FOR ATTRIBUTION: Filomeno Sta. Ana III, AER Coordinator


Isn’t it alarming that too many items are covered by exemption from the value-added tax (VAT)?

Exempted from the VAT are 143 items of goods and services. This complicates the tax administration system, creates opportunities for gaming, narrows the tax base, and facilitates revenue loss.


We thus support the proposal to clean up the VAT exemptions and the Tax Reform Acceleration and Inclusion (TRAIN) as a package.


Cleaning up the VAT exemptions enables us to define our priorities and target the marginalized sectors that truly need the incentives most. Items that do not directly and substantially benefit the poor should not be exempt from VAT. The products consumed by the poor, like food in its raw state, and health and education services should be exempt from VAT.

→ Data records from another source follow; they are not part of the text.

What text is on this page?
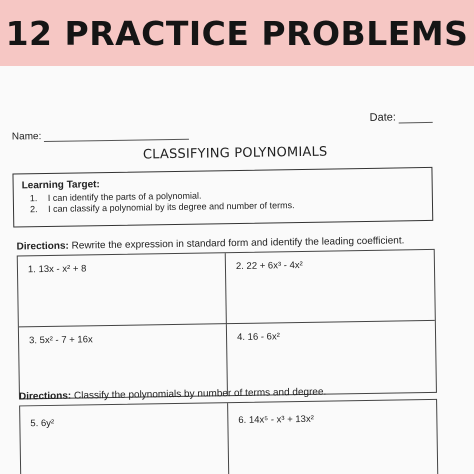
12 PRACTICE PROBLEMS
Date:
Name:
CLASSIFYING POLYNOMIALS
Learning Target:
1.	I can identify the parts of a polynomial.
2.	I can classify a polynomial by its degree and number of terms.
Directions: Rewrite the expression in standard form and identify the leading coefficient.
1. 13x - x² + 8	2. 22 + 6x³ - 4x²
3. 5x² - 7 + 16x	4. 16 - 6x²
Directions: Classify the polynomials by number of terms and degree.
5. 6y²	6. 14x⁵ - x³ + 13x²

The tax gap from VAT is 6.5 percent of GDP, the highest among diff types of tax. This should be enough proof that the current VAT system is inefficient. If groups like IBON Foundation, Bayan Muna, Freedom from Debt Coalition and other groups opposing TRAIN insist on addressing tax administration first, they should support these reforms in VAT.


The welfare of vulnerable sectors such as persons with disabilities and senior citizens is important. The revenue generated from the removal of the VAT exemptions will increase resources that can be redistributed to these sectors. Subsidies through the budget or the General Appropriations Act are the effective way to help the vulnerable sectors. What they really need is universal access to public services such as socialized pension, inclusive mass transportation, and the right health care. Hence, these programs will be funded through the tax reform, including the broadening of the VAT base.


Further, VAT exemptions for senior citizens, especially on restaurants, cinemas, etc. benefit the rich and upper class. The poor do not avail themselves of such comforts. They simply cannot afford them. These exemptions only highlight the inequity of our current tax structure.


Cooperatives that produce, sell and distribute raw agricultural products, and those that earn less than Php 3 million a year or 85% to 90% of cooperatives in the country will remain VAT exempt. Vulnerable sectors who are members of cooperatives that fall under these two categories will continue to enjoy this incentive. But isn’t it fair that cooperatives earning tens of millions and even hundreds of millions be covered by VAT?


Failure to rationalize the VAT exemptions narrows the tax base, thereby worsening the revenue leakage and the inequity of the tax structure. (END)


AER submitted this statement to Sen. Sonny Angara, Chair of the Committee on Ways and Means during the hearing on VAT reforms today.